Now some mathematics. Let r(t) = (x(t), y(t), z(t)), be the position of one moving particle. Assuming Coulomb forces, no gravity etc., the differential equation for the motion is given by (dropping (t) in r(t)):

r'' = c [ (r - p1) / || r - p1 ||3 + (r - p2) / || r - p2 ||3 + ... + (r - pn) / || r - pn ||3 ]

where p1, ..., pn are the positions for the n fixed particles. c is a constant having to do with the mass of the particle and the force between particles.  || || denotes the ordinary two-norm (distance). Use ode45 two solve the system. Test at least, the following configuration, defined by the code below:

global P c  % P and c are used in f
% P contains the coordinates for the fixed particles. One particle per column.
P = [
-0.0466 0.0368 0.1156 -0.1553 -0.1079 0.1564 0.1155 0.1430 0.0826 0.1333
-0.0516 -0.0825 -0.0364 -0.1542 0.0528 -0.1747 0.0316 0.0713 0.1680 0.0453
0.1293 0.0281 -0.1349 -0.1852 0.1727 -0.0044 -0.1318 -0.1272 -0.1713 0.0056];

% The constant c is 0.001.
c = 0.001;

tspan = linspace(0, 15, 50);
phi_s = linspace(0, 2 * pi, 8);

% Find the trajectories for a few particles...
for R = [0.1 0.2 0.3] % R is the radius, and not r
for phi = phi_s(1:end-1)
[t, y] = ode45(@f, tspan, [2 R*cos(phi) R*sin(phi) -0.3 0 0]');
% more stuff ...
end
end
If you do not know how to write f, you can find a version, ~thomas/VIS/Matlab/f.m, in the file system on the student machines.

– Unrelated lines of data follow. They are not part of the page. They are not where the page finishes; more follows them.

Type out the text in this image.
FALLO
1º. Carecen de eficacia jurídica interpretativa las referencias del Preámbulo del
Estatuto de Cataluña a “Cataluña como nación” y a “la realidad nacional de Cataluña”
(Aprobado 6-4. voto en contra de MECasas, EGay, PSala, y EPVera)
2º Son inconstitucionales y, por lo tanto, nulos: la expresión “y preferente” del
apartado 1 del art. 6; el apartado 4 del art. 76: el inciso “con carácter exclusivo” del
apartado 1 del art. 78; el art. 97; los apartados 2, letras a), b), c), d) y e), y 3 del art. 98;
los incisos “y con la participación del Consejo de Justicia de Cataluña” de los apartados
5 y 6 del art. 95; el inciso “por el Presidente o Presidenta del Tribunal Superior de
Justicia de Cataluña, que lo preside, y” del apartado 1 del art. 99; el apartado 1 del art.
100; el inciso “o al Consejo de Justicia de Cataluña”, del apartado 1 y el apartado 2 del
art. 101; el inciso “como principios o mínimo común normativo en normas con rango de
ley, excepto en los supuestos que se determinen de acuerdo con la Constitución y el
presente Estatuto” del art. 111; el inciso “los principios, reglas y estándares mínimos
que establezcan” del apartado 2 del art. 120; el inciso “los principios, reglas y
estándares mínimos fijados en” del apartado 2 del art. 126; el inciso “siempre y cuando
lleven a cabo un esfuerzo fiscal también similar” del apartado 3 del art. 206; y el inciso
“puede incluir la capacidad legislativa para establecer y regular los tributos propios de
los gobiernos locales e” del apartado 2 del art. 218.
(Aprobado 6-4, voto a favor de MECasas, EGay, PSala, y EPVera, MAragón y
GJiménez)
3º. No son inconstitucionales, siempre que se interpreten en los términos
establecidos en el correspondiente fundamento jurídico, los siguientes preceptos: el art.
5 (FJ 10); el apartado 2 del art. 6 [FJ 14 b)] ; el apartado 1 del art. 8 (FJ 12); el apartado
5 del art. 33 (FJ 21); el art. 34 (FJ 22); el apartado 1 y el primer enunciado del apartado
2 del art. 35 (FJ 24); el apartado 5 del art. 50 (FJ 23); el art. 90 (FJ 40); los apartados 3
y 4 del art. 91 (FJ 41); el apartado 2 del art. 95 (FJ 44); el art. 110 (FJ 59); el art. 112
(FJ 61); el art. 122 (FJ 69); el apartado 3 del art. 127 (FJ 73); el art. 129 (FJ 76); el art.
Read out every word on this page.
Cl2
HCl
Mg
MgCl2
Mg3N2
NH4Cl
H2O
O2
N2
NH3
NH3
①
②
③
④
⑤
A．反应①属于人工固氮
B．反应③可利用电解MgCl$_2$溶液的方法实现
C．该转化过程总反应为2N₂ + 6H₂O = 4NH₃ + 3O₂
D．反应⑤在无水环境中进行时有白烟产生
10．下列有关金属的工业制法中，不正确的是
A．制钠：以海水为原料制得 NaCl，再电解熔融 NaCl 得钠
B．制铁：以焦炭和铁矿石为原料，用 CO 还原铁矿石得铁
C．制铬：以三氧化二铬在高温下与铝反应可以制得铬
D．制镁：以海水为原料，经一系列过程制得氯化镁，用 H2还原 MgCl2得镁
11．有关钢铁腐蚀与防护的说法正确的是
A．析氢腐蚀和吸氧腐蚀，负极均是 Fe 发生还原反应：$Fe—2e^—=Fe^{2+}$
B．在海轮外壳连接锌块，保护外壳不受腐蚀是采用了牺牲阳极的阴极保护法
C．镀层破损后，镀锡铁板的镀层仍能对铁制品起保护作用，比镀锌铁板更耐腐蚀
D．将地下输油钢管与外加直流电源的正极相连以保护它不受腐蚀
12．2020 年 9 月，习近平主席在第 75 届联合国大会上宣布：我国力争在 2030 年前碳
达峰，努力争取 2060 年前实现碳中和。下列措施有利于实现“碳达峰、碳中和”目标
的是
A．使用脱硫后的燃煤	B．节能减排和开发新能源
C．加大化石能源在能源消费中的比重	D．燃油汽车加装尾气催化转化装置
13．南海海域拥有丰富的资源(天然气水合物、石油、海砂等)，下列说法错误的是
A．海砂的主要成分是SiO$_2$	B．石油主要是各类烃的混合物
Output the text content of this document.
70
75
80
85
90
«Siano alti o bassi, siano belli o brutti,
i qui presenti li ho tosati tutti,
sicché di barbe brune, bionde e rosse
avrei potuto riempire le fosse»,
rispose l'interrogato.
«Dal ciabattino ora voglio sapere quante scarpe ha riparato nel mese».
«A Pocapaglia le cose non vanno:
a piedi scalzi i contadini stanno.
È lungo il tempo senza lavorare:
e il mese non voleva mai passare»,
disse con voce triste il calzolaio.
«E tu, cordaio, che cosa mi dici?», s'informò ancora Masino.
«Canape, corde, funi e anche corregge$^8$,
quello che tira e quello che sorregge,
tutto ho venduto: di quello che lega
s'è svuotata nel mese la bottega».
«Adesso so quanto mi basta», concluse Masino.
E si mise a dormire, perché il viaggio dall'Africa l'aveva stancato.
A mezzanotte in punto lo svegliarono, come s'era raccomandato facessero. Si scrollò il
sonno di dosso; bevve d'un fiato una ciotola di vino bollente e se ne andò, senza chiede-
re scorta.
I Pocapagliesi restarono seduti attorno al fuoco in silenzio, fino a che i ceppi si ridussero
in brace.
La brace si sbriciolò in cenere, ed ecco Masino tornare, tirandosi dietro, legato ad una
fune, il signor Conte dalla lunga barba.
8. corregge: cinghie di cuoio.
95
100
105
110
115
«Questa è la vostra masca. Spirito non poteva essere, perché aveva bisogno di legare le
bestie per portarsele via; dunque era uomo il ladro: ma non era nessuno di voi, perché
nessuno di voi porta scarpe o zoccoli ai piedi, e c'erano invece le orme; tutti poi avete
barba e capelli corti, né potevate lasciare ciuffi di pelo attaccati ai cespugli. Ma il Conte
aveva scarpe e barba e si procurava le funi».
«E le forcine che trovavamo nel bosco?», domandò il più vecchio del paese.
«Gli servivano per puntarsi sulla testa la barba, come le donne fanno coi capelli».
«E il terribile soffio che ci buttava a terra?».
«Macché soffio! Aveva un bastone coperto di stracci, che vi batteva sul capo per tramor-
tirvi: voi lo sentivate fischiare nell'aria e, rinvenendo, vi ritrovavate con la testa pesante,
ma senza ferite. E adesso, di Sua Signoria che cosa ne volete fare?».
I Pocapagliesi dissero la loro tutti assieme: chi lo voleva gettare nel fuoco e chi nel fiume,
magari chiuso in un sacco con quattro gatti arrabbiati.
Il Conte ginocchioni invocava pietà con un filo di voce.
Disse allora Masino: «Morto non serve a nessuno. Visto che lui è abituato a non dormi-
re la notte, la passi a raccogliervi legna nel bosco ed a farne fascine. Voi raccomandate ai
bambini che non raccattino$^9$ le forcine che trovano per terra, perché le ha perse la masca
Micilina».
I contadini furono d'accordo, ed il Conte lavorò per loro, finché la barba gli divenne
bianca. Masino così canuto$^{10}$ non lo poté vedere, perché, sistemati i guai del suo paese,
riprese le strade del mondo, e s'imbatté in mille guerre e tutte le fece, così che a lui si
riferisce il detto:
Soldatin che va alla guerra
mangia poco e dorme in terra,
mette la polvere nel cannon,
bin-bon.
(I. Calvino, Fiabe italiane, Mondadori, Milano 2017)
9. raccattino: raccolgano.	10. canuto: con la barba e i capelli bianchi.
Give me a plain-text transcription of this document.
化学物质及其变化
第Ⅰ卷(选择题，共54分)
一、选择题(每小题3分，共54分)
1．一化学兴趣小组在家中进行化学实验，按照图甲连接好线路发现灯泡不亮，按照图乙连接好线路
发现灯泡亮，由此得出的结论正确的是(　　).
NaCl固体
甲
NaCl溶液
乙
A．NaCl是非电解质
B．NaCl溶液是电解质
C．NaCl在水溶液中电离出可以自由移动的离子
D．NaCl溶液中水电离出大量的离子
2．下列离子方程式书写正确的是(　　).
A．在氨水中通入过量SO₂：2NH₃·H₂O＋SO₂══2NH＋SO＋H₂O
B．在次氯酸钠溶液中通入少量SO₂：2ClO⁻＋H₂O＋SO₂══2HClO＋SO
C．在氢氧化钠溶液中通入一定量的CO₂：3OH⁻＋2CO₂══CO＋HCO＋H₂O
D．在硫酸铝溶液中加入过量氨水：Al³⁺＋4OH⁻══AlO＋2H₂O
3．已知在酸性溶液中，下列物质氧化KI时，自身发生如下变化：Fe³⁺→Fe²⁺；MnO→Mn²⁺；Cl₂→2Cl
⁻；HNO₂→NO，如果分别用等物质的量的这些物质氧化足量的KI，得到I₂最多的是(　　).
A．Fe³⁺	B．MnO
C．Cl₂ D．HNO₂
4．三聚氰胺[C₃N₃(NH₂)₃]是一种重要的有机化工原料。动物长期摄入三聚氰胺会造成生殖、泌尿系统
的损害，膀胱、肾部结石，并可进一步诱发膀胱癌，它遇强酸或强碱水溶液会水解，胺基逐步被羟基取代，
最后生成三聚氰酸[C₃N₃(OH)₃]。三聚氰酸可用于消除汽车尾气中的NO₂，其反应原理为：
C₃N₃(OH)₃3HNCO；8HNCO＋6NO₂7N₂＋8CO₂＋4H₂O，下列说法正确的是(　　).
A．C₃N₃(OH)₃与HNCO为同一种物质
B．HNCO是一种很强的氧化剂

When giving the initial conditions I have assumed that the positions come first and then the velocities. So the initial position, for one particle, is  [2 R*cos(phi) R*sin(phi)] and the initial velocity is [-0.3 0 0].

Question So try to visualize the trajectories using ribbons or tubes, where you have written your own ribbon- or tube function.